Au fur et à mesure que j’avance dans la lecture de la carte, mon sourire s’agrandit car je commence à comprendre ce que pourrait être cet énorme cadeau. Je repose la lettre sur la table et me rapproche avec émotion du paquet. Avant de l’ouvrir, je jette un regard hésitant à ma mère qui m’encourage d’un sourire fatigué. Je commence alors à déchirer le papier, et lorsque je me rends compte que ce cadeau est celui dont j’ai rêvé pendant des années je ne me retiens plus et explose de joie. Devant moi se trouve le plus beau, le plus magnifique, le plus extraordinaire des pianos, l’instrument de musique qui m’a toujours envoûtée et dont j’ai tant voulu savoir jouer, afin d’émouvoir et de toucher les gens qui m’écoutent. Je retourne alors vers mes parents et saute aux bras de mon père en le couvrant de baisers et en rigolant comme une petite fille. Je me précipite ensuite sur ma mère, toujours allongée dans le canapé et la serre de toutes mes forces dans mes bras.
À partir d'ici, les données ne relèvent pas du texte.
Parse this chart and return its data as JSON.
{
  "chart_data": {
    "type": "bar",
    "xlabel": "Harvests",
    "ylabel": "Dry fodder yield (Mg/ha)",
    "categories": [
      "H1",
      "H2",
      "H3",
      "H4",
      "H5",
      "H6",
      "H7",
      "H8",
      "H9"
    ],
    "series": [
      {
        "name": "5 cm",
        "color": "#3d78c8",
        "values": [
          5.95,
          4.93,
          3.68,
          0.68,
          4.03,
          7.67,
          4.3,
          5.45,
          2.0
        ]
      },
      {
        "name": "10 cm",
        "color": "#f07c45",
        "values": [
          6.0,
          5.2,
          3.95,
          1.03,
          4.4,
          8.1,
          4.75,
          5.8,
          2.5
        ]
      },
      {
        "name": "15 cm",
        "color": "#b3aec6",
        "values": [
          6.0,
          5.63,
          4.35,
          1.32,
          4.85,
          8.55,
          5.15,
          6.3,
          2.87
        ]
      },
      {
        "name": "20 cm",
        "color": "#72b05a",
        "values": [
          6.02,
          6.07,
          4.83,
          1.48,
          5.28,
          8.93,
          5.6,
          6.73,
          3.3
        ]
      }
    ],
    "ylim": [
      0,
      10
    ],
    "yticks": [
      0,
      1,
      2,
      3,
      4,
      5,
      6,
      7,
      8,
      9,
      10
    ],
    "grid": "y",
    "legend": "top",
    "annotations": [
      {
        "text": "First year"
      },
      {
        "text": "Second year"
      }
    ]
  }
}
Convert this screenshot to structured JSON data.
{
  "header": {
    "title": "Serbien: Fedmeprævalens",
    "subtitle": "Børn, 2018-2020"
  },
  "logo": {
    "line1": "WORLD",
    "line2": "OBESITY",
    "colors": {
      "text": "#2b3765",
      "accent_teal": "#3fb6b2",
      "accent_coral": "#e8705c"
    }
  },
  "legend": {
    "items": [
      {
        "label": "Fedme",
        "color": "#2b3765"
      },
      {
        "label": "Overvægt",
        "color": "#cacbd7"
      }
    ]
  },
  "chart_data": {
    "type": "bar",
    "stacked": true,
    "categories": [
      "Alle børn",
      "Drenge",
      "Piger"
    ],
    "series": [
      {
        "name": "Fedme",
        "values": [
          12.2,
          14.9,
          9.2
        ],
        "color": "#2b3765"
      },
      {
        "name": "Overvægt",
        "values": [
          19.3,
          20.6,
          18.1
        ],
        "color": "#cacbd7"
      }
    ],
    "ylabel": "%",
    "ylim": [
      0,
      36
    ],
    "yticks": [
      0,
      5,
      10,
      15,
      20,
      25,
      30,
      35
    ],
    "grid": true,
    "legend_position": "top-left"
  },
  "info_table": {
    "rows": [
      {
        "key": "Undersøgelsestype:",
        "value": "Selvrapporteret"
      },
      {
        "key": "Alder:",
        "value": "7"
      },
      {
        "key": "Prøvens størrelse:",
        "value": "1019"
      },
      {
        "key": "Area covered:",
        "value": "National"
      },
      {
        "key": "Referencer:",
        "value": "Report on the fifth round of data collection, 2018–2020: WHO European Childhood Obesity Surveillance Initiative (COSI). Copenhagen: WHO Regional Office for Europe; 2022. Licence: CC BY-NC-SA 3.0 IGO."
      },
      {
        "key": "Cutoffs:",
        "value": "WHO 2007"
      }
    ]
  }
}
Je ne remarque pas la grimace qu’elle retient lorsque je m’écarte ni la souffrance dans son regard, trop occupée que je suis à admirer le magnifique instrument qui trône au centre de la pièce et qui m’appartient désormais. Je me rapproche à nouveau du sapin pour découvrir un autre cadeau à mon nom, plus petit cette fois et me rends compte avec satisfaction qu’il s’agit d’un très joli siège pour mon piano. Mon père m’interrompt alors dans ma contemplation et me demande quel morceau est-ce que je compte jouer en premier. Même si je n’ai que de vagues notions de solfège, j’aimerais apprendre une bande-son de film ou quelque chose dans ce style… Ma mère me propose alors d’une toute petite voix de jouer une musique que nous adorons toutes les deux et qui est dans un de nos films préférés. Je ne remarque pas non plus à ce moment là la tension qui semble avoir figé son corps et son air douloureux, et je m’élance vers le piano avant de demander à mon père de m’imprimer la partition du morceau que nous avons choisi.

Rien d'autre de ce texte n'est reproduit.